Lamont Touts Infrastructure Investments

Photo By Jean Falbo Sosnovich

Gov. Ned Lamont addresses the media during a stop in Ansonia last week.

ANSONIA — Gov. Ned Lamont held a press conference at the Ansonia train station last week to tout improvements to the Waterbury branch train line.

In addition, Lamont highlighted the money coming to Connecticut from the federal infrastructure bill that was approved in Congress last week.

The Waterbury branch is a 27-mile-long, single-track Metro-North train line with six train stations in Waterbury, Naugatuck, Beacon Falls, Seymour, Ansonia and Derby.

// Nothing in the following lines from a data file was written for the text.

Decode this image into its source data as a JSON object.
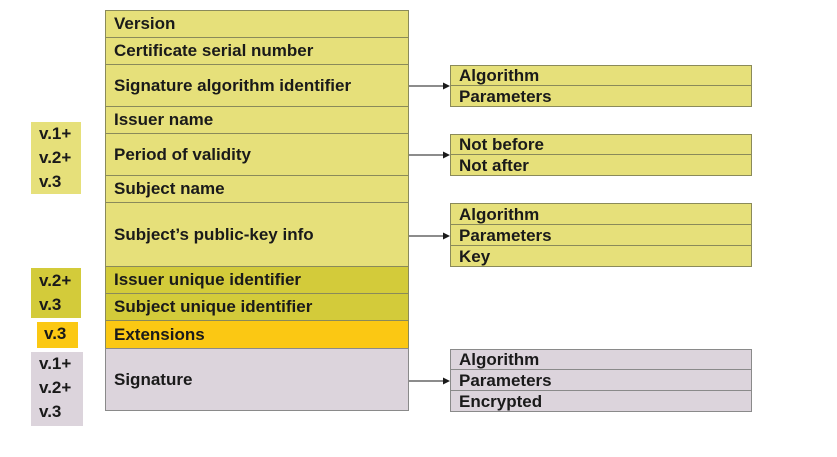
{
  "fields": {
    "version": "Version",
    "serial": "Certificate serial number",
    "sig_alg": "Signature algorithm identifier",
    "issuer": "Issuer name",
    "validity": "Period of validity",
    "subject": "Subject name",
    "pubkey": "Subject’s public-key info",
    "issuer_uid": "Issuer unique identifier",
    "subject_uid": "Subject unique identifier",
    "extensions": "Extensions",
    "signature": "Signature"
  },
  "sub": {
    "sig_alg": [
      "Algorithm",
      "Parameters"
    ],
    "validity": [
      "Not before",
      "Not after"
    ],
    "pubkey": [
      "Algorithm",
      "Parameters",
      "Key"
    ],
    "signature": [
      "Algorithm",
      "Parameters",
      "Encrypted"
    ]
  },
  "versions": {
    "v1_block": [
      "v.1+",
      "v.2+",
      "v.3"
    ],
    "v2_block": [
      "v.2+",
      "v.3"
    ],
    "v3_block": [
      "v.3"
    ],
    "sig_block": [
      "v.1+",
      "v.2+",
      "v.3"
    ]
  },
  "colors": {
    "base_field": "#e6e07a",
    "v2_field": "#d3cb3a",
    "v3_field": "#fbc813",
    "signature_field": "#dcd4dc"
  }
}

For years local officials, riders and transportation advocates have complained that the lack of reliable and consistent train service acts as a major hurdle to economic development in the Naugatuck Valley. The complaints hit a crescendo in 2014, when a commuter described trains on the Waterbury line as an outhouse on wheels.”

But now officials say that’s changing.

These upgrades will make your lives easier going forward, and will help bring economic development up and down the Valley. You won’t even recognize this area in 10 years,” Lamont said.

According to information provided by state Department of Transportation Director of Communications Kafi Rouse, this year the DOT and Metro-North completed railroad tie replacements and grade-crossing repairs to enable increased service on the Waterbury Branch Line in 2022.

Train service was replaced with substitute bus service from June 2021 through September 2021 to facilitate this work.

In 2022, weekday service will increase from 15 to 22 weekday trains. The total cost for the new service is $6.14 million annually. 

The state budget includes $1.23 million in fiscal year 2023 to match federal funding. Expanded weekday train service will begin in summer of 2022, according to the DOT.

Then, moving forward, as part of the $1.3 billion slated for bus and rail improvements under the brand new $1.2 trillion infrastructure bill, the Waterbury Line’s five remaining train stations in Beacon Falls, Ansonia, Derby, Naugatuck and Seymour are in line for major upgrades to their boarding platforms, Rouse said, along with the additional of new signage, guardrails, handrails, variable message signs, P.A. system, security cameras, heated platform access ramps and stairs and site drainage improvements. 

Construction on the new platforms is slated to start in fall 2023 with an anticipated completion date of fall 2026.

Mayor David Cassetti welcomes any new improvements to the line, and sees it as further enhancement to Ansonia’s downtown with a newly opened police station, and 400 apartments slated for the area.

Anytime the federal delegation comes to town is a good thing for Ansonia,” Cassetti said. The people moving into the new apartments right across the street from here will use this train line to go back and forth.”